Fue Mintz entonces quien convenció a Alan Freed, dj de Transilvania y “promotor” de la palabra rock and roll, de dejar de pasar música académica en su radio y virar hacia una música que hacía “balancear” y “rodar” a los jóvenes. De ahí a organizar un festival que juntara colores de piel para que esas músicas salieran del ghetto, abandonaran su clandestinidad, había un paso. Y Freed también la vio, claro. En rigor, él era el perro de la luna principal, porque así se hacía llamar en el programa de radio que rompía corazones por las noches, y que el mismo Mintz le patrocinaba.

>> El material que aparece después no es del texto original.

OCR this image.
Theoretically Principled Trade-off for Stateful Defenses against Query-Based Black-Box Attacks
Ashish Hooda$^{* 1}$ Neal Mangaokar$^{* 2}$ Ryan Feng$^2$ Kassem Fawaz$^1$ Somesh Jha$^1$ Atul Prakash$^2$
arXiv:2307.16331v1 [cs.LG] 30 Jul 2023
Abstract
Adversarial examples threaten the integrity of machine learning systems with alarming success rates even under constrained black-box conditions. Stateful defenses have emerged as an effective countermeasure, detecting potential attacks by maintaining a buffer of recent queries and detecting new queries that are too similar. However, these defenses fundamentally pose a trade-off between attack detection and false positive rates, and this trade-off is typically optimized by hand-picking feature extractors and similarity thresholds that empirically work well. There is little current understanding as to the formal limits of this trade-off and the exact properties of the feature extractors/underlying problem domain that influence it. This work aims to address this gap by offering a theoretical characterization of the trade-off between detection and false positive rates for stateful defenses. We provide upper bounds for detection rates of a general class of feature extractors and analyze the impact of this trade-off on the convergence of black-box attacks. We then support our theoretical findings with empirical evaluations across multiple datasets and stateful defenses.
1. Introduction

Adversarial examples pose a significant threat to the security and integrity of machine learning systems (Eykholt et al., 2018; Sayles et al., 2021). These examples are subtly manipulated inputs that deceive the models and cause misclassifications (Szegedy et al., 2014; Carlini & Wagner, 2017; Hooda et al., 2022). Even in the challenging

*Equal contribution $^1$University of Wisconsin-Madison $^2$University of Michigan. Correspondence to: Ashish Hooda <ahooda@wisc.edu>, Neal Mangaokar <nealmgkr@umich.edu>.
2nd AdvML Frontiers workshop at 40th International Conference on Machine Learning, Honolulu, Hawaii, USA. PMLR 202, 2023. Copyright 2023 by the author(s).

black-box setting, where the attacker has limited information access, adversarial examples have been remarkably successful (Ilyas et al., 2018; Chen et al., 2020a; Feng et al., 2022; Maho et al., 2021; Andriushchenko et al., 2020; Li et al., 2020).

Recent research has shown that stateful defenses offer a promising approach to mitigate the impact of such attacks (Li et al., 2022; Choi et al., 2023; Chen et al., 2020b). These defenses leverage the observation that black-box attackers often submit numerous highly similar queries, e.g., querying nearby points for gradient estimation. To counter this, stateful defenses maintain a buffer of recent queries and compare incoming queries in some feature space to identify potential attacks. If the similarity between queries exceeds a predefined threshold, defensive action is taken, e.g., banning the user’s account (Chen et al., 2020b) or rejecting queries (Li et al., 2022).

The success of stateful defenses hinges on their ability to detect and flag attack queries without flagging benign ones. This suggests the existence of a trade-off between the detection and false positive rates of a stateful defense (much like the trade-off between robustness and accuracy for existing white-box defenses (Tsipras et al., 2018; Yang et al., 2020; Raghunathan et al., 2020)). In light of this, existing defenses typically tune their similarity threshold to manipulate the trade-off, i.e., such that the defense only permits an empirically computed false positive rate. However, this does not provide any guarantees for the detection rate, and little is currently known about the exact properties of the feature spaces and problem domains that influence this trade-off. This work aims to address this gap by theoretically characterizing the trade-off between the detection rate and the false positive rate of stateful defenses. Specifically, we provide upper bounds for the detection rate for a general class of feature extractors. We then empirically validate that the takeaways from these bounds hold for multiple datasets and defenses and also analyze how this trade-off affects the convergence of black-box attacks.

Es más, los aplausos más cerrados y sentidos de la noche en el Cleveland se los llevó él, cuando apareció en el escenario anunciando el primer número.
Lo explosivo e inmediato de aquel festival inconcluso también da cuenta de su importancia. No había antecedentes en línea con él, más allá del histrionismo de Johnny Ray, mediocre cantante descendiente de indios que se movía frenéticamente en el escenario, y amenazaba con sacarse la ropa ante el delirio de sus fans en Club Flame de Detroit.
El blues y el country pasaron de los burdeles, las iglesias y las plantaciones a los centros urbanos. De Mississippi a Chicago. Del sur rural a ese norte industrial que vio emerger otro mojón clave: el joven como consumidor activo, como carne de cañón de un consumismo masivo que –también-- haría saltar de fase al maldito capitalismo.
Freed –y Mintz—la vieron entonces para que dos años después, avivadas productoras y sellos discográficos, Elvis Presley grabara sus dos primeros temas en Memphis; James Dean y Marlon Brando se rebelaran sin causa y los discos en 78 rpm dieran paso a los de 45, en beneficio de la alta fidelidad. No mucho más faltaba, además, para que los seguidores del perro de la luna se rindieron ante los pies del Gene Vincent de “Woman love”; del rockabilly de Sun Records; del insumiso Eddie Cochran y su “Twenty flight rock”; de las guitarras duras, rabiosas y el duckwalk de Chuck Berry, o de Little Richard y Jerry Lee Lewis aporreando sus pianos, cuando todo era nada.
La antena Moondog captó también el radio del blues y del soul, y los puso en la misma caja. John Lee Hooker, uno de los mejores exponentes del primero –sobre todo a partir de su incursión en el sello Chess--, y Muddy Waters haciendo punta desde Chicago, comenzaron a ser parte de un mismo todo que, además de los rockers antedichos, incorporaba al Sam Cooke, de “You send me”, y las estrellas negras del Tamla Motown.
Fue la primera oleada, frenética, polirracial y salvaje que por supuesto, al igual que el festival en el Cleveland, asustó al establishment. Lo puso en vilo. Pronto, tanto como Freed --a quien primero le cancelaron el programa de tv en la Cadena ABC, porque tuvo la “osadía” de hacer bailar a un negro con una blanca y luego fue acusado de corrupción comercial hasta morir en 1962-- el rock indómito de los principios entró en la misma abulia que las autoridades fantaseaban para el sueño americano.
Pronto, claro, llegarían Los Beatles, los Stones y Bob Dylan para poner las cosas en su lugar. Y desde ahí, darlas vuelta.